Roche’s job is about creating connections for children with history, bringing it to life, through workshops, museum visits and other events and activities, she says later.

“I try to make my work very responsive based on what children are telling me they want,” she says. “One of the things I realised very early on was that a lot of kids connect with history through reading fiction.”

The book clubs used to attract 10 to 15 young people each time, but some regulars have moved on, so Roche is putting a call out for more history buffs, aged 8 to 12, to join up

“Fictional history books are a gateway into history for kids,” she says.

Bringing history to life

“When you read Dracula, it’s written as if it was diary entries,” says Roche. That’s reflected in Nolan’s book too, as the Bram Stoker character also keeps a diary, she says.

“Do we recognise this street?” Roche asks, pointing up at the screen, at an image of what O’Connell Street would have looked like in the mid-18th century.

It was called Sackville Street back then, she says. “It looks a bit different now.”

“That’s what a taxi would have looked like,” says Roche, pointing to another picture of a horse and cart.

Amelia asks when the first cars appeared on Dublin’s streets. In the early 20th century, says Roche. So, well after the era of Bram Stoker and Molly Malone.

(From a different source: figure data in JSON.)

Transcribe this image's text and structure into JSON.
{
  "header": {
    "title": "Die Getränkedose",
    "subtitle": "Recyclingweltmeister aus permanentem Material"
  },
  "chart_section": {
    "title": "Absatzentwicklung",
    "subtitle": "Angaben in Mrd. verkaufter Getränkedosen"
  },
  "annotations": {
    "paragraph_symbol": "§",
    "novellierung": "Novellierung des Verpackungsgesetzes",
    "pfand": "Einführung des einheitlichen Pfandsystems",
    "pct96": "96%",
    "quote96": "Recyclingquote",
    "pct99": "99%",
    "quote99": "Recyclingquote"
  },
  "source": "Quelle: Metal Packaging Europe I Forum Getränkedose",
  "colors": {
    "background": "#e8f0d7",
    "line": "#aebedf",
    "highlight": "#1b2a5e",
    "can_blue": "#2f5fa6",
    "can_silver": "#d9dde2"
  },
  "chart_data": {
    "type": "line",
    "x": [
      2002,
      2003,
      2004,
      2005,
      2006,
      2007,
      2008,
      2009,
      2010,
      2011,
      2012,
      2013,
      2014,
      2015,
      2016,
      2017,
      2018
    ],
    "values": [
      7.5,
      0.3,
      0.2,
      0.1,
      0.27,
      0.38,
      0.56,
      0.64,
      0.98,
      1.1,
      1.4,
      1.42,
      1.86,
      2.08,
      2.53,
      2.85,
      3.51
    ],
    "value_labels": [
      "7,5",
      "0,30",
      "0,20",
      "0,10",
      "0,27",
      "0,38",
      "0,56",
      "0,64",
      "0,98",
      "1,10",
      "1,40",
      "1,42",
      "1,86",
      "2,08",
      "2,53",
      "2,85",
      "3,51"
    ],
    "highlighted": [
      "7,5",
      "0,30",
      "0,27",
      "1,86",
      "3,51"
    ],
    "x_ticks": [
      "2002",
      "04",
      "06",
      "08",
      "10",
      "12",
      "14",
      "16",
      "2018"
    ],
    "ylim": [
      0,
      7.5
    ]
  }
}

Some of the characters in the book lived in tenements, she says. Do Amelia and Sean know what a tenement is?

“Kind of like a room, in an old house, they don’t really exist anymore,” says Amelia, looking at the desk. Or at least not in Ireland, she muses, although there could be housing like that still, in other places.

“They’re big houses that were originally built for one family to have the whole house in Georgian times. Probably quite rich families,” says Roche. “Then they were changed into little apartments, really small spaces, not very nice living conditions,”

Amelia says she wants to visit the tenement museum in Henrietta Street.

“That’s the other place I work, full disclosure,” says Roche.

Roche asks if Sean has been there. He shakes his head – no. They could organise a visit another day, she says.

Then it’s back to discussing the book.

“They kind of go on a treasure hunt don’t they, they are trying to find clues around the city,” says Roche. Next slide shows the Old Library in Trinity.

Sean says he’s been there. “It kind of looks old because there are statues,” he says. He loves historical tours, castles, museums and old buildings.

Amelia says the Trinity library is on her to-do list. She wants to visit the Book of Kells, she says.

“One of the biggest mysteries in Irish history was the Irish crown jewels,” says Roche. “They were stored in that building which is Dublin Castle,” she says, pointing to the screen.

The valuable jewels were stolen in 1907, she says. “They were never recovered and no one knows where they are or how much they would be worth,” she says. “That’s a true mystery.”

What’s next?

The monthly book club is just one of the historical activities that Roche organises for kids, she says.

Together with illustrator John Farrelly, she put together a self-guided hidden histories treasure hunt.

She runs regular workshops. Amelia was at a recent one on ancient animals of Ireland.

Children are often interested in the built heritage of their own areas too, says Roche.

She recently did a workshop in Coolock library, she says. Some of the children said that they thought their area didn’t have any history and were delighted to hear stories of their own neighbourhoods.

Roche passes around Sarah Webb’s new book The Weather Girls, historical fiction set during World War II.

Sean says he is interested in the Aztecs and Cleopatra. Roche says she’ll look for fiction with those.

Roche plugs the upcoming event with Nolan, the author, as an opportunity to ask questions about the book, being an author, as well as the history of the time when his book is set.

Would they like to ask him anything about life as an author?

“Where does he work?” says Sean.

“What snacks does he eat while writing?” says Amelia.